4.2 You expressly grant us an irrevocable, sub-licensable licence in the EU to use the Artwork for all commercial purposes required pursuant to our performance of our obligations under this Schedule 1, including but not limited to the use, reproduction, adaptation, modification and publication of that Artwork and sale of products bearing that Artwork. You further confirm that you have obtained all express consents required to provide such Artwork to us for these purposes. You shall further be responsible for procuring all applicable licenses or other rights or consents required in order to grant such license to us.

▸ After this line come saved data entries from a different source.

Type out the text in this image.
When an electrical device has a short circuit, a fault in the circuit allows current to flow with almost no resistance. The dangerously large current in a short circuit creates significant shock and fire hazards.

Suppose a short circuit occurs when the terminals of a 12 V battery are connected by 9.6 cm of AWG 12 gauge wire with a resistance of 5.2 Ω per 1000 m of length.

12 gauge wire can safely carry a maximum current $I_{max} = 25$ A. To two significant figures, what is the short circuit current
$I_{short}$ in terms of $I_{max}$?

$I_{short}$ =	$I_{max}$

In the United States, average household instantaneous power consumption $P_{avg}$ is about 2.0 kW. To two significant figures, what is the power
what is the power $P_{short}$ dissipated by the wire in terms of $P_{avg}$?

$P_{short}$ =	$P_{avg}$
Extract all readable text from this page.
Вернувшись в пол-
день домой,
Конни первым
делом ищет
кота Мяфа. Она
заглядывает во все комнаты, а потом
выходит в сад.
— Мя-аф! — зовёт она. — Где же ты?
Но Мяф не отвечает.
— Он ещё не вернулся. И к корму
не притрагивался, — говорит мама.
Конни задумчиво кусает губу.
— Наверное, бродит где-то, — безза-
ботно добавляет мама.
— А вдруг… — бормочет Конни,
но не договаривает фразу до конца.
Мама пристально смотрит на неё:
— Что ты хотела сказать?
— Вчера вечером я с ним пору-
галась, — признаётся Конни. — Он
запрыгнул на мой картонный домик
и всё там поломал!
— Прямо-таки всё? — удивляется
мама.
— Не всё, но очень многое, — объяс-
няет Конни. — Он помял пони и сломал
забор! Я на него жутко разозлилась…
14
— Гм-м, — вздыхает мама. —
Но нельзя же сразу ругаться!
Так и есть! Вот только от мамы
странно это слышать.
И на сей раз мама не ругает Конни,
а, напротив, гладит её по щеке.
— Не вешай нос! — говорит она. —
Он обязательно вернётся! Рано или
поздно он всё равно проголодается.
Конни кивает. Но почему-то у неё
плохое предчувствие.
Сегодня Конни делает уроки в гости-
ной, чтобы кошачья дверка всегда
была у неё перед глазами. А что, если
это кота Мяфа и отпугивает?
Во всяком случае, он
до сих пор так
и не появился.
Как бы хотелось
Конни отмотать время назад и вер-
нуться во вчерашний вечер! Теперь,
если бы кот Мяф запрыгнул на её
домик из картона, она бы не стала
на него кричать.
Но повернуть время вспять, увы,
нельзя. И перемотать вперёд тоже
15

4.3 You agree that you will not attempt fulfil any Orders for Tebex Merchandise to EU Customers, and accept that your sole remuneration in respect of EU Customer Orders shall be a royalty in respect of the Artwork provided for each Order for Tebex Merchandise. The royalty in respect of any Artwork shall be calculated as follows:
For each sale of Tebex Merchandise to EU Customers bearing Artwork, you shall be entitled to a single, one-off royalty payment, details of which shall be confirmed to you by e-mail on an Order by Order basis, as it is calculated against the total Order value; and
Such royalty payment shall be calculated by deducting the cost price from the agreed sale price of the Tebex Merchandise Order, exclusive of all applicable sales taxes, delivery costs and any discounts or statutory deductions.
5. Taxes & Delivery
5.1 The quoted base price of each item is exclusive of VAT or any other applicable sales tax. We will charge VAT where applicable at the current rates to any customer residing in a country that has a VAT treaty with the UK. If sales taxes are chargeable in respect of any orders for Tebex Merchandise, for EU Customers this shall be charged to them directly, and for Non-EU Customers you shall be responsible for ensuring that all applicable sales taxes are re-charged to your Non-EU Customer.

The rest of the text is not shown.